Library and Information Science 28: 105-119 (1990)

原著論文Original Article

索引語間の関連性を考慮した情報検索モデルA term dependence model in information retrieval

図書館情報大学助手University of Library and Information Science ◇ 〒305‒8550 茨城県つくば市春日1番2号 ◇ Kasuga 1‒2, Tsukuba-shi, Ibaraki 305‒8550, Japan

受付日:1991年2月23日Received: February 23, 1991
発行日:1991年3月31日Published: March 31, 1991

In most information retrieval systems or models, the assumption is normally made that index terms assigned to the documents of a collection occur independently of each other. So as to improve the retrieval effectiveness of systems, there is a need to take dependencies between certain index term pairs into account.

As the similarity measure between a query and a document is important in quantitative retrieval, two measures, which reflect directly the relationships between index terms when they are given by pairwise correlations, are proposed in this paper. One of the proposed measures is an extension of the cosine function model. This measure is based on oblique coordinates whose degree of angle between axes corresponds to the pairwise correlation between index terms, in contrast to the conventional cosine function measure based on rectangular coordinates. The other measure is an extension of the extended Boolean model, which was proposed by G. Salton et al. Using these measures, we need no assumption of term independence.

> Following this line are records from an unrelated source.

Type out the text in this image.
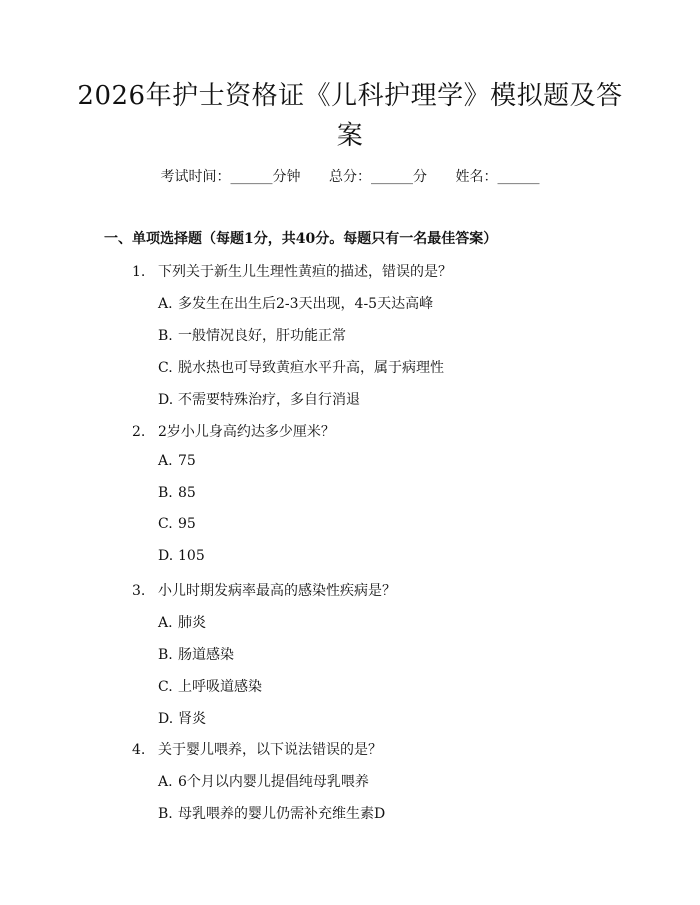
2026年护士资格证《儿科护理学》模拟题及答案
考试时间：______分钟 总分：______分 姓名：______
一、单项选择题（每题1分，共40分。每题只有一名最佳答案）
1. 下列关于新生儿生理性黄疸的描述，错误的是？
A. 多发生在出生后2-3天出现，4-5天达高峰
B. 一般情况良好，肝功能正常
C. 脱水热也可导致黄疸水平升高，属于病理性
D. 不需要特殊治疗，多自行消退
2. 2岁小儿身高约达多少厘米？
A. 75
B. 85
C. 95
D. 105
3. 小儿时期发病率最高的感染性疾病是？
A. 肺炎
B. 肠道感染
C. 上呼吸道感染
D. 肾炎
4. 关于婴儿喂养，以下说法错误的是？
A. 6个月以内婴儿提倡纯母乳喂养
B. 母乳喂养的婴儿仍需补充维生素D
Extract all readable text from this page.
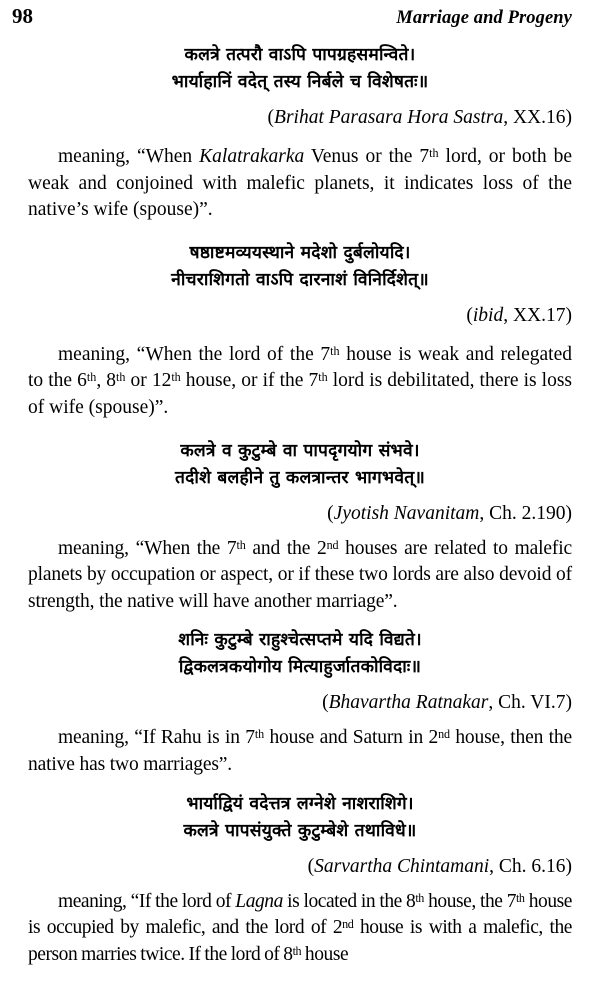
98	Marriage and Progeny
कलत्रे तत्परौ वाऽपि पापग्रहसमन्विते।
भार्याहानिं वदेत् तस्य निर्बले च विशेषतः॥

(Brihat Parasara Hora Sastra, XX.16)

meaning, “When Kalatrakarka Venus or the 7th lord, or both be weak and conjoined with malefic planets, it indicates loss of the native’s wife (spouse)”.

षष्ठाष्टमव्ययस्थाने मदेशो दुर्बलोयदि।
नीचराशिगतो वाऽपि दारनाशं विनिर्दिशेत्॥

(ibid, XX.17)

meaning, “When the lord of the 7th house is weak and relegated to the 6th, 8th or 12th house, or if the 7th lord is debilitated, there is loss of wife (spouse)”.

कलत्रे व कुटुम्बे वा पापदृगयोग संभवे।
तदीशे बलहीने तु कलत्रान्तर भागभवेत्॥

(Jyotish Navanitam, Ch. 2.190)

meaning, “When the 7th and the 2nd houses are related to malefic planets by occupation or aspect, or if these two lords are also devoid of strength, the native will have another marriage”.

शनिः कुटुम्बे राहुश्चेत्सप्तमे यदि विद्यते।
द्विकलत्रकयोगोय मित्याहुर्जातकोविदाः॥

(Bhavartha Ratnakar, Ch. VI.7)

meaning, “If Rahu is in 7th house and Saturn in 2nd house, then the native has two marriages”.

भार्याद्वियं वदेत्तत्र लग्नेशे नाशराशिगे।
कलत्रे पापसंयुक्ते कुटुम्बेशे तथाविधे॥

(Sarvartha Chintamani, Ch. 6.16)

meaning, “If the lord of Lagna is located in the 8th house, the 7th house is occupied by malefic, and the lord of 2nd house is with a malefic, the person marries twice. If the lord of 8th house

Retrieval experiments to evaluate the proposed measures was performed on a test collection of 623 document records and 5 queries, in a weighted mode, in which index terms assigned to the document record were weighted, and in an unweighted mode. The experiment showed following results: 1) it is useful to incorporate term dependencies into the similarity measures; and 2) the proposed measures, however, did not have much better effectiveness than conventional ones.